La Valse, preceding the concerto, had perhaps fared better, so long as one were not looking for revelation. Growling double basses – eight of them – at the opening augured well, but soon the performance had fallen strangely rigid. When Mehta intervened a little more, it helped; that is, until he drove the score too hard. Again there were wonderful woodwind solos, often allied to string playing of sheen and depth: recognisably this great orchestra. Overall form, however, remained elusive in a performance that seemed simply to move from phrase to phrase, sometimes even bar to bar.

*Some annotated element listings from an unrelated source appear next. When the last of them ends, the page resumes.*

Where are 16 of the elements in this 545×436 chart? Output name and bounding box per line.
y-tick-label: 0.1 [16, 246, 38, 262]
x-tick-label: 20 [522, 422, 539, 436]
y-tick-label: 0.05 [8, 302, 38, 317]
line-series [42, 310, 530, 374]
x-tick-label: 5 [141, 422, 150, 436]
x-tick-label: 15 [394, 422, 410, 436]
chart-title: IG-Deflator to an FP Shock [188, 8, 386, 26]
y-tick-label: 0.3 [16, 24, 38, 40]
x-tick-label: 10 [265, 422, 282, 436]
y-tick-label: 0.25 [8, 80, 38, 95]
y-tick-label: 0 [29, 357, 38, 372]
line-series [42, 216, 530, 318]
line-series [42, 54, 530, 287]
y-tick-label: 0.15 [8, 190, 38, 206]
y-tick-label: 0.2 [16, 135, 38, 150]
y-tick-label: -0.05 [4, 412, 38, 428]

The sign-off was, by any accounts, bizarrely plodding.
To my surprise, The Rite of Spring probably came off best, albeit in strictly relative terms. So long as one were not expecting Pierre Boulez or Esa-Pekka Salonen, there would have been enough to make sense of the piece. Its opening in particular verily teemed with signs of rebirth, capturing fascinating instrumental combinations and balances and relationships between freedom and metrical precision prophetic for later-twentieth-century modernism. For most of the first part, there was nothing eccentric about Mehta’s tempi, nor did he lose momentum. Indeed, tension increased, notwithstanding a few strange decisions concerning balance. Stravinsky’s rite became more involving, seemingly of its own ‘volition’ or at least material: that is surely the trick here, at least to mainstream Rite interpretation. There was something properly horrifying to the apparent automation of the Procession of the Sage, although its immediate aftermath fell oddly flat. The final dance of the first part, however, perked up. Alas, the second part was somehow rather on the dull side. There was nothing really to complain about, save for an overtly sectional approach. It was neither involving nor intriguingly ‘objective’, just ultimately rather nondescript and lacking in cumulative power. I have never felt less thrilled at the close.